I’ve been calling since the start of the college football season that Alabama was the best team in the nation. Even when LSU defeated Alabama 9-6 back in early November, I continued to say that Alabama was the best team in the nation. If any of you highlight-watchers watched that game, you would realize that Alabama beat themselves. Marquis Maze threw an interception on a trick play at the goal line and the Crimson Tide missed four field goals in that game. Even as all the sheep and highlight-watchers said that LSU was going to beat Alabama, I continued to speak the truth and say that Alabama would dismantle LSU and take what is rightfully theirs: The 2012 National Championship.
In all seriousness, the only chance LSU had of leaving New Orleans with the coaches’ trophy was if Trent Richardson went down with an injury, quarterback AJ McCarron played worse than how he played in the first game between the two back on November 5th, and Alabama beat themselves again with costly turnovers and missed field goals.

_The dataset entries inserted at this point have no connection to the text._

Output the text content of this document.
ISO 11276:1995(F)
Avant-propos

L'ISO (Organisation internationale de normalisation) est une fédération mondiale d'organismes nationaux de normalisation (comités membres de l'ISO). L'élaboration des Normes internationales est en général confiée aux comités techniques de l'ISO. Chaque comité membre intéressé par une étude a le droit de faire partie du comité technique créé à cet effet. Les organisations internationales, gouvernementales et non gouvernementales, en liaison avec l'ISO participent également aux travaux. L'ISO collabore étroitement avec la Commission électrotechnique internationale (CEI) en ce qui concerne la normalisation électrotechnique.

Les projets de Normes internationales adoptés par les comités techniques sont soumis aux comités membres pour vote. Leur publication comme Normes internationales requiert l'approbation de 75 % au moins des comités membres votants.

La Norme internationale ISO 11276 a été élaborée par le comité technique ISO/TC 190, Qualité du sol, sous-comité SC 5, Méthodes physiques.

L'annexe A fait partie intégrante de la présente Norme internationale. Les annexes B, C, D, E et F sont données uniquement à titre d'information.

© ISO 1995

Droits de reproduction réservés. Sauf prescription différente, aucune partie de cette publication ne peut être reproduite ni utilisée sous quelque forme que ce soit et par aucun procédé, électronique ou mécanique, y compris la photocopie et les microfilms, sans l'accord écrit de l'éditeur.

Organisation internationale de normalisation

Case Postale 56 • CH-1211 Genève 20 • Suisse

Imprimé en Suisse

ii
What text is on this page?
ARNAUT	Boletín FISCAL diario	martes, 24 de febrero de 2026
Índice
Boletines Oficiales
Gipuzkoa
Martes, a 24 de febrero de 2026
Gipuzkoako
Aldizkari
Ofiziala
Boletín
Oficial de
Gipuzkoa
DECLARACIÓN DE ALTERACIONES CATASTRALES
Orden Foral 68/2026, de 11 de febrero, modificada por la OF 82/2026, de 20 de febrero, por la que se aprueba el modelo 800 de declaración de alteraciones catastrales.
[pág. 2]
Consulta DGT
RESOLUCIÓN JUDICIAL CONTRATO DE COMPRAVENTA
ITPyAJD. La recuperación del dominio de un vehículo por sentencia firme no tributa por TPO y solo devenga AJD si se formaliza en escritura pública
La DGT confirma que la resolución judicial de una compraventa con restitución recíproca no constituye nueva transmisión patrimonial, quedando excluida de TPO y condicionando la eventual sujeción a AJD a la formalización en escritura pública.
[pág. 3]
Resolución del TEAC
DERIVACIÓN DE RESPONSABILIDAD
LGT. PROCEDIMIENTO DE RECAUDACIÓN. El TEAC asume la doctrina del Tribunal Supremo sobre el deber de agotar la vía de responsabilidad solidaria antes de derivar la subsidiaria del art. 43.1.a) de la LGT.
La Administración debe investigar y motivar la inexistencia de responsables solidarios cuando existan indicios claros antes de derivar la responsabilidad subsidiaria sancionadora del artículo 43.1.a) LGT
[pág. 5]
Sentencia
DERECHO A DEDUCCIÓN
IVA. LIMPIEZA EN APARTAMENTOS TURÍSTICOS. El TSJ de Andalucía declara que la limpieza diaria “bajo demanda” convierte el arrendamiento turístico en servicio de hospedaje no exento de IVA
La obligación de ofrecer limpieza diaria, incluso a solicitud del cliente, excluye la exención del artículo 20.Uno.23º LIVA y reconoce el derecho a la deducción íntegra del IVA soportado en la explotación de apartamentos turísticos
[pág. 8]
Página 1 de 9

Alabama’s defense was one of the best units ever assembled in the history of college football, and they sure weren’t going to take a night off, especially when A) they were hungry for revenge and B) this was the National Championship game. LSU had to have played a perfect game to have won, and instead of playing perfectly they played their worst game of the season. Quarterback Jordan Jefferson played a game that made Timothy Tebow’s games against Kansas City this season look like Pro Bowl numbers. This isn’t even me using hyperbole and/or me being the most diabolical hater to ever touch a keyboard, but if you watched the game (not just the highlights), you would have seen that Jordan Jefferson looked like a deer in headlights out there against Alabama’s pass rush. He looked flat out scared and like he didn’t want to be there. The poor boy was shaken and should have been taken out at the end of the first half.
Les Miles didn’t do Jefferson, or the team for that matter, any favors either. His stubbornness and refusal to take out Jefferson hurt the team on offense. Miles was outcoached by Nick Saban, just as he is every time the two teams play. Would putting in Jarrett Lee have helped matters on offense? Probably not, but the fact that he didn’t do it in the first place shows that Miles is one of those coaches who will try and fit a square into a circle. Saban isn’t one of those men, and that is why he will always be a better coach than Miles.